Il existe des baies qui semblent dessinées au compas. La Concha est de celles-là : un arc de sable blond tendu entre deux monts, une île posée au milieu, une balustrade blanche qui court sur des kilomètres. Donostia-San Sebastián, joyau discret du Pays basque espagnol, a bâti autour de cette courbe une réputation mondiale de capitale gourmande. L'escale commence toutefois un peu à l'écart, dans un fjord miniature qui vaut à lui seul le détour.
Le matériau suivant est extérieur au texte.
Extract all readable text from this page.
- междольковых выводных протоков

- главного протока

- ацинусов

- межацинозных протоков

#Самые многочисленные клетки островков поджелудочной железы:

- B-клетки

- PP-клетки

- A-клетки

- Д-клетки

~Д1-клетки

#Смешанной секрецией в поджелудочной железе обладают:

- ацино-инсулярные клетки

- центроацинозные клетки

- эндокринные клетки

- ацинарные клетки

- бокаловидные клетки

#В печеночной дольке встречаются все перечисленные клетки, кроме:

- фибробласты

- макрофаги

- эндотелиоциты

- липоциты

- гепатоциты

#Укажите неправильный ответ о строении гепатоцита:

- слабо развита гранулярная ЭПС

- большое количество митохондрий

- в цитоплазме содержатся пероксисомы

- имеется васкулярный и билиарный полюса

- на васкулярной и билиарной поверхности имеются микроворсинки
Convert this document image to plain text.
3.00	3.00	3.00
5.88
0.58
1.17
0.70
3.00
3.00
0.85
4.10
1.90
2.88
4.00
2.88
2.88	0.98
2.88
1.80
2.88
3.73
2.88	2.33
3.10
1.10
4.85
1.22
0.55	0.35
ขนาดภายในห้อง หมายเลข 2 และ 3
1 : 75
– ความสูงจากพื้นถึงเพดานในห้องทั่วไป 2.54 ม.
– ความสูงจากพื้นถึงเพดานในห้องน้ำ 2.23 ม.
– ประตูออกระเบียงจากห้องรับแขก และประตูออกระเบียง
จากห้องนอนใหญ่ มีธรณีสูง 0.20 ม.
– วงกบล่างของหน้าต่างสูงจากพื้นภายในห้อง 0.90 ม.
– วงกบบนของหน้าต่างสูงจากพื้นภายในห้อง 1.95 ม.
Pasaia, l'antichambre secrète
Les navires font relâche à Pasaia, port naturel encaissé à une dizaine de kilomètres à l'est de la cité. Le goulet d'entrée, resserré entre deux falaises, offre une arrivée spectaculaire depuis le pont. Avant de filer vers San Sebastián, jetez un œil à Pasai Donibane, village d'une seule rue aux maisons colorées serrées contre la montagne : Victor Hugo y séjourna en 1843 et sa maison, devenue petit musée, raconte son coup de cœur pour ce lieu. Navettes, taxis et autobus relient ensuite le port au centre-ville en une vingtaine de minutes.
La Parte Vieja, royaume du pintxo
Au pied du mont Urgull, la vieille ville concentre l'énergie de la cité. Ses rues étroites alignent une densité record de bars à pintxos, ces bouchées d'orfèvre dressées sur les comptoirs : anchois marinés, txangurro au crabe, brochettes de crevettes, tortilla moelleuse. Le rituel local consiste à picorer une ou deux merveilles par établissement, un verre de txakoli à la main, puis à passer au suivant. Entre deux haltes, la place de la Constitución, ancienne arène dont les balcons numérotés servaient de loges, et l'église baroque Santa María rappellent que ce quartier a de la mémoire. Le marché de la Bretxa, en bordure, approvisionne des cuisines dont les tables cumulent plus d'étoiles Michelin au mètre carré que presque partout ailleurs en Europe.
La promenade de la Concha
Du port de pêche, la promenade s'élance le long de la baie, épousant la courbe de sable jusqu'aux quartiers résidentiels de l'ouest. C'est la plus belle marche urbaine du nord de l'Espagne : la balustrade blanche ouvragée, les lampadaires anciens, l'île Santa Clara qui flotte au centre du plan d'eau, les collines vertes en toile de fond. À mi-parcours, le palais de Miramar, ancienne résidence d'été de la cour royale, domine la scène depuis ses jardins, souvenir de l'époque où la haute société européenne venait prendre les bains ici, donnant à la ville ses allures de station Belle Époque.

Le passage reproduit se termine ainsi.